A Church of Oddballs

Like a lucky cocker spaniel, interviewer Terry Gross of NPR's Fresh Air manages to come up with a tasty scrap every once in a while -- but, puppylike, she tends not to know what to do with it. This was the case this afternoon, when she interviewed Lutheran pastor Nadia Bolz-Weber, a heavily tattooed recovering alcoholic who was once a stand up comedian. 

Bolz-Weber says she loved Lutheran liturgy and tradition, but never felt that she fit in with the typical congregation; so, rather than make herself and everyone around her feel uncomfortable, she went to a Lutheran seminary and founded her own church, which she calls "The House for All Sinners and Saints." 

Bolz-Weber's congregation includes LGBT people, people with addictions, compulsions and depression, and even nonbelievers. "Some churches might have a hard time welcoming junkies and drag queens; we're fine with that," she says.

Later in the interview, she mentions that atheists and agnostics also feel comfortable at her church. She says, "[W]e don't sort of make [belief in God] the central reason why somebody belongs.  So we don't even talk about belief that often in my church, strangely. "

Strangely, indeed. I had to change the station at this point, because it's hard to drive when your eyes are rolling that hard. It's one thing to be welcoming and inclusive; it's another to be so boundlessly, endlessly, relentlessly inclusive that there's no longer anything in which to include people. Inclusivity is not a good in itself. A church is for worshiping God, and the main reason to be inclusive is so that anyone who wants to worship God feels like they're free to worship God there. 

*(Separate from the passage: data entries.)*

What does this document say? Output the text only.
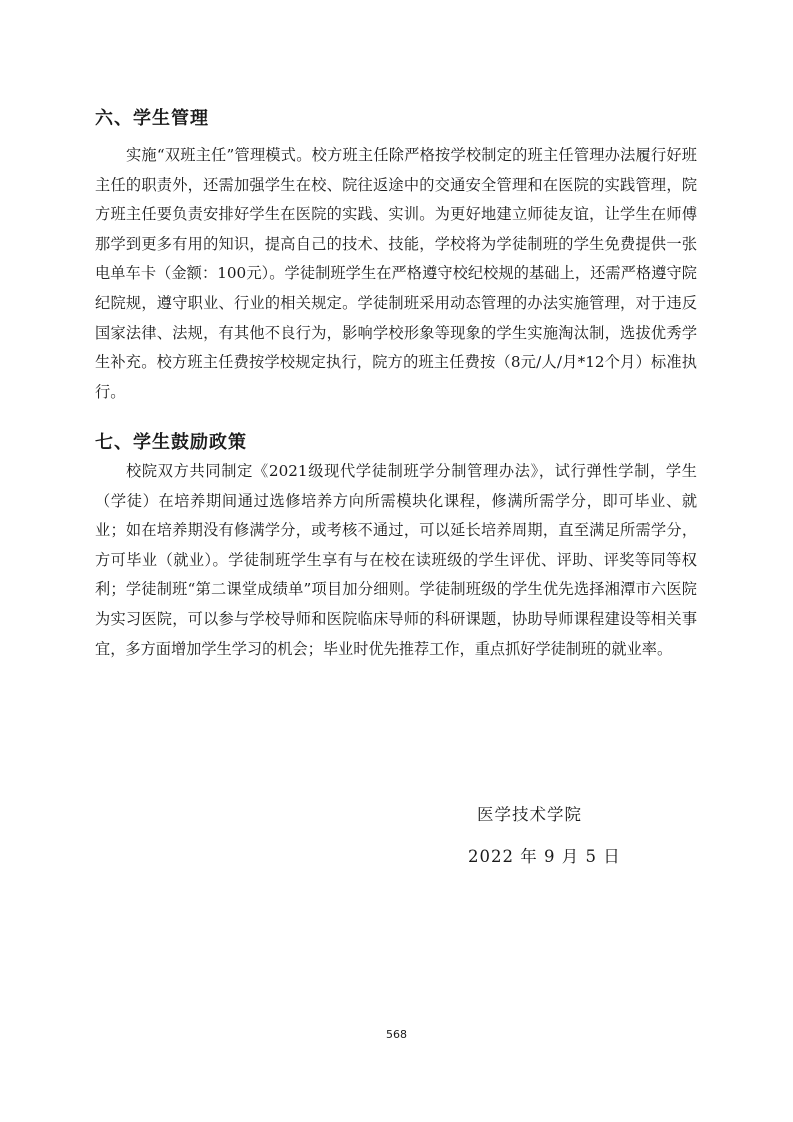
六、学生管理

实施“双班主任”管理模式。校方班主任除严格按学校制定的班主任管理办法履行好班主任的职责外，还需加强学生在校、院往返途中的交通安全管理和在医院的实践管理，院方班主任要负责安排好学生在医院的实践、实训。为更好地建立师徒友谊，让学生在师傅那学到更多有用的知识，提高自己的技术、技能，学校将为学徒制班的学生免费提供一张电单车卡（金额：100元）。学徒制班学生在严格遵守校纪校规的基础上，还需严格遵守院纪院规，遵守职业、行业的相关规定。学徒制班采用动态管理的办法实施管理，对于违反国家法律、法规，有其他不良行为，影响学校形象等现象的学生实施淘汰制，选拔优秀学生补充。校方班主任费按学校规定执行，院方的班主任费按（8元/人/月*12个月）标准执行。

七、学生鼓励政策

校院双方共同制定《2021级现代学徒制班学分制管理办法》，试行弹性学制，学生（学徒）在培养期间通过选修培养方向所需模块化课程，修满所需学分，即可毕业、就业；如在培养期没有修满学分，或考核不通过，可以延长培养周期，直至满足所需学分，方可毕业（就业）。学徒制班学生享有与在校在读班级的学生评优、评助、评奖等同等权利；学徒制班“第二课堂成绩单”项目加分细则。学徒制班级的学生优先选择湘潭市六医院为实习医院，可以参与学校导师和医院临床导师的科研课题，协助导师课程建设等相关事宜，多方面增加学生学习的机会；毕业时优先推荐工作，重点抓好学徒制班的就业率。

医学技术学院
2022 年 9 月 5 日
568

What Bolz-Weber seems to have founded is a social club, not a church; and her commentary sounds much like yet another verse of a tedious old song: Christians are uptight; Christians should be ashamed of their boring obsessions with monogamy, sobriety, and heterosexuality; Christians have hair-colored hair and skin-colored skin, which means they have nothing to say, etc.  And much of her complaint against mainstream christianity seems to be a complaint against being required to change your life. Snore. 

But I went back and found the transcript, and the woman had more to say than I expected.  (Please note that my response is based only on this interview; I haven't read Bolz-Weber's book, Accidental Saints: Finding God in All the Wrong People.)

She says:

I think a lot of congregations have a situation where there are more people talking about God in the basement during the week; the basement of their church is more full of people talking honestly about their lives and connecting that with some kind of trust in God. I think that happens more frequently in their basements than it does in their sanctuaries. ... You know what organization is not really having a problem is AA; it's doing fine. They're not in a crisis. There aren't meetings in AA where they're like, "How can we get people to start showing up more?" So I think that there's something about people speaking honestly about their lives, and sometimes, I think, church is more about pretending your life is fine, and, I think, less and less people have time for that.

Boy, she is onto something there. I wish I had a shiny nickel for every time someone's written to me or cried on my shoulder because they don't feel like they're good enough to call themselves Catholic. They feel like they have to pretend to be fine, or else they don't belong at Mass. Is that not the most backward thing you've ever heard? I'm not talking about being in a state of grace when you receive the Eucharist. I'm talking about people who feel like they can't even take space in the pew, because they're not good enough. Not good enough to be a Catholic. What does that even mean

I'm a Catholic for two reasons: (a) I love Jesus Christ in the most holy sacrament of the altar and (b) I'm a forking mess. I've finally realized that just about everyone else is, too, in one way or another; so when I get to Mass, I worry less about what they will think of me and more about what He will think of me. That's enough to worry about, believe me.

So, the woman is wrong if she thinks that a great church means a place where atheists and agnostics and Christians should be able to just hang out and be awesome together. (We already have that: it's called Starbucks.) But she is painfully right when she reminds us that, in too many places, Christian churches are places where you have the choice of being fake or leaving. 

Also, kudos to Bolz-Weber for admitting that she had to give herself a stern talking-to when she realized that she didn't really want mainstream people in Dockers "diluting the weird." She confided in another pastor, who has a similiarly transgressive congregation, and he admonished her:

"Yeah, you guys are really good at welcoming the stranger if it's a young transgender kid, but sometimes the stranger looks like your mom and dad." ...

That's what is challenging to me about Christianity is that exact thing — being forced to look at your own stuff and being pushed into a space of grace that's really, really uncomfortable.

Again: she's onto something. If the Christianity you're practicing never makes you feel uncomfortable, it's probably not actually Christianity. 

What's your church like? Do people feel like they have to put up some kind of facade to belong? Or is it very obvious -- by the sermons you hear, by the way the congregation responds to newcomers and oddballs, by the way the parish life is run -- that the Church is a "hospital for sinners?"